In search of etiquette advice? Dianne Isbell offers guidance for various circumstances
Q. I have been “walking” with one of my neighbors in our neighborhood every morning or evening for several months.
We’ve been wearing masks throughout the entire walk which is about a mile. Last week, when I went by her house for her to join me, as I always do, another two women came out. They were two friends of hers from a subdivision just across the highway. One was not wearing a mask. She said she couldn’t breathe while wearing a mask. I felt very uncomfortable because she was walking right behind me.
We walked about a block and I turned to my original walking friend and excused myself and went back home. I ran into her at the drug store the following day. She stopped and told me I owed her a apology. I again walked away from her and have not called or talked to her since. I’m trying to decide if I should call her to apologize; my husband says NOT, and my sister says “absolutely not.”
I am thinking I could probably just call her and apologize for not explaining why I walked away that day; that I felt uncomfortable about the lady behind me not wearing a mask. My husband feels she should have known I was uncomfortable without my even telling her and that she should be the one apologizing to me. Do I owe her an apology?
A. No, you definitely do not owe her an apology. Your walking partner was very inconsiderate to subject you to having another lady join the two of you in your walk without asking you, much less less a person who was not wearing a mask. In honesty, she owes you an apology but I would just “move on.”
Babysitting question from a babysitter
Q. I have been a babysitter for a family with two young children. I was asked to babysit these two children this summer. It was to be every day, every week for at least four to six hours a day depending on whether they went to Vacation Bible School. Then the parents started taking turns staying at home occasionally. I would get a call early in the morning that I did not need to come that day. The same thing happened several times a week for most of the summer and instead of my getting paid by the weekly amount I was to have been paid, I was only paid for the hours I babysat. I could have had other jobs to babysit if I had known ahead of time, I was not going to be needed. I finally explained this to the parents and they said they weren’t going to pay me if I didn’t work. I told them I was, therefore, not going to babysit for them any more.

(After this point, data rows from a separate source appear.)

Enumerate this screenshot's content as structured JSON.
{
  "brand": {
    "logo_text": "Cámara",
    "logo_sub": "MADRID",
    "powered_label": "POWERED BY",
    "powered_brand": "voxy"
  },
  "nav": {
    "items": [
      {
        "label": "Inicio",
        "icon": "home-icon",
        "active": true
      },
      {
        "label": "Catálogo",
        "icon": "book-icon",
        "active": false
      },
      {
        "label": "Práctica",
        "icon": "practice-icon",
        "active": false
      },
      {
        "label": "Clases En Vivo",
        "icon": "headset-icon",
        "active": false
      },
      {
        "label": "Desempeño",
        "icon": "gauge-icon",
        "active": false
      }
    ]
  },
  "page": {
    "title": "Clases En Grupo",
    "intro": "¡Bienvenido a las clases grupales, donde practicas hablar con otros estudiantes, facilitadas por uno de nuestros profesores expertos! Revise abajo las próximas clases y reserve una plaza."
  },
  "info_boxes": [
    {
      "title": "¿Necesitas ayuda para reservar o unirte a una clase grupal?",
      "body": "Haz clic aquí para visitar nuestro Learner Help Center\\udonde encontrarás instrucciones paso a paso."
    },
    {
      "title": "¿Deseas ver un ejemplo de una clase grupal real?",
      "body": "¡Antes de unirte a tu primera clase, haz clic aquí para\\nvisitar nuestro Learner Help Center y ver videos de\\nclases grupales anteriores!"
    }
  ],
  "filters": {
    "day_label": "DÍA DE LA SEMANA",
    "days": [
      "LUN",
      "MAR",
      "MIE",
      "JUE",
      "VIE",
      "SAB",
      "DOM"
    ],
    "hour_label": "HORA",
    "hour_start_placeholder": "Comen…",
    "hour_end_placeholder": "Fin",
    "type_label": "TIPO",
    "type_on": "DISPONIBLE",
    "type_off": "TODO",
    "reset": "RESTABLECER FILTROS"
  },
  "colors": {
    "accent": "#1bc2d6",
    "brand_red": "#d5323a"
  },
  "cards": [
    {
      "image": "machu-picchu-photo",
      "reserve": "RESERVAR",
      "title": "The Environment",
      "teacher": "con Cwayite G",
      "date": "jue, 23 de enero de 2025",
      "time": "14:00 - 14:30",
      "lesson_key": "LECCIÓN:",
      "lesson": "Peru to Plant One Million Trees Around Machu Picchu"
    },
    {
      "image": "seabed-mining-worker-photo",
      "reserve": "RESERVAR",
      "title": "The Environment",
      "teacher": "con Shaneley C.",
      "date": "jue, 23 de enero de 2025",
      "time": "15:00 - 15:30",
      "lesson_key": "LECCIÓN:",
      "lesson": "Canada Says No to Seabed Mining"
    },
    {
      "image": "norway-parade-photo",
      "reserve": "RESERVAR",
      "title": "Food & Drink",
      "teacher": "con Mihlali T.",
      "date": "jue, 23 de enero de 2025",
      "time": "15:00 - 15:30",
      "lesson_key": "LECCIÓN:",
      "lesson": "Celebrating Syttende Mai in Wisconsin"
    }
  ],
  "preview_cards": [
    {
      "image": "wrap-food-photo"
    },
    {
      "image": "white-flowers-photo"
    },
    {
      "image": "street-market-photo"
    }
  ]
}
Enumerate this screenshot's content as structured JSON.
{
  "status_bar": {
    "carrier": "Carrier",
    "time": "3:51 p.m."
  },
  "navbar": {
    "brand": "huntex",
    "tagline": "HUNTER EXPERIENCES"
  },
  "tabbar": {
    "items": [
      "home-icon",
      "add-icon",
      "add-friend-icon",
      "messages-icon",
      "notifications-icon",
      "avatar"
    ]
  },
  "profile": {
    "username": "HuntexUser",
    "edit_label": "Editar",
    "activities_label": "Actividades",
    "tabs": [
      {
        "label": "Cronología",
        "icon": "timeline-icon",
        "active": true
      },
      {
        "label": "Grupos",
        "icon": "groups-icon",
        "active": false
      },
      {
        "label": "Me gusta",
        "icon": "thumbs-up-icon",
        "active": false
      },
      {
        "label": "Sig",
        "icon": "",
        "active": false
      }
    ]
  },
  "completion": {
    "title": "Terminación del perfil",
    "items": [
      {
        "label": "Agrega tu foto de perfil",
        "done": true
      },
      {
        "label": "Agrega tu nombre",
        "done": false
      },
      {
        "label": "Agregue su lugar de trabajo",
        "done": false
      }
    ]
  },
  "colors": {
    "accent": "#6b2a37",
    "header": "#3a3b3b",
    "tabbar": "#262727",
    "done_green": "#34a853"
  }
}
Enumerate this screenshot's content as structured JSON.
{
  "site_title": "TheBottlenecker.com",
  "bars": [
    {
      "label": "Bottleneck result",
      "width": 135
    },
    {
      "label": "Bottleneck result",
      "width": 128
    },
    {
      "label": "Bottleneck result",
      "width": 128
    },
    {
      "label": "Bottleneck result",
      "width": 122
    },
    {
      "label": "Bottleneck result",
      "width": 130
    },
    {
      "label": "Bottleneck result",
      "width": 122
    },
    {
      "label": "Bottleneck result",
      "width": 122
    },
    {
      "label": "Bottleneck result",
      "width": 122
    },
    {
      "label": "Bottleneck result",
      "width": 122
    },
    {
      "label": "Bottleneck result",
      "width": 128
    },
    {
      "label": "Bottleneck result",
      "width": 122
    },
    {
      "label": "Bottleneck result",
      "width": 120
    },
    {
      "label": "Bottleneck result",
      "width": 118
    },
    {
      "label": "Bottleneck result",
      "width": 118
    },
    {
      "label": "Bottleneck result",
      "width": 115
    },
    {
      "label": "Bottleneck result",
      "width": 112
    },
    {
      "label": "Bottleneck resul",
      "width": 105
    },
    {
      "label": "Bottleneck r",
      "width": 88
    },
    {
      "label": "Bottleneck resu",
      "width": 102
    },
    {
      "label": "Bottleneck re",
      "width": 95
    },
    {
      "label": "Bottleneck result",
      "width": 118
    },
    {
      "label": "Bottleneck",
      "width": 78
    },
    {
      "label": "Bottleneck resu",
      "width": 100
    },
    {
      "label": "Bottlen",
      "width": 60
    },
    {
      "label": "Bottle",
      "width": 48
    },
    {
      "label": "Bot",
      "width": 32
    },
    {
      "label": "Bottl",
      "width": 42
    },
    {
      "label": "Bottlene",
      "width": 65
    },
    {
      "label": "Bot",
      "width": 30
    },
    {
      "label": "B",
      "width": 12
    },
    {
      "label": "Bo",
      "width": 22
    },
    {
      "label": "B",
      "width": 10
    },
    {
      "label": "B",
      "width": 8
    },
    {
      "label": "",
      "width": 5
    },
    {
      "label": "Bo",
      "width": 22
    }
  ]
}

They got upset and said I had told them I would babysit all summer for them and they expected me to do that. I told them I did but it was to be a full week, not just a few hours, and if I had known they weren’t going to do that I could have been able to work for someone else and that I didn’t think it was fair to call me early in the morning to tell me not to come to baby sit and then not pay me.
They said they would see me on Monday because they had no one else. I told them I was sorry but I would not be coming on Monday, nor any other day. I turned and left as they were saying, “what do you think we are supposed to do? You should be ashamed of yourself.” I chose not to tell my parents or they would have been really upset. I decided to tell you about this and ask you if I was out of place by bringing this up to these parents and if I was out of place to quit?
A. I am sorry this happened to you. I would like to apologize to you for them. These parents definitely did not abide by what they had promised you; therefore, you were not out of place to, not only bring up the subject to these parents, but to quit.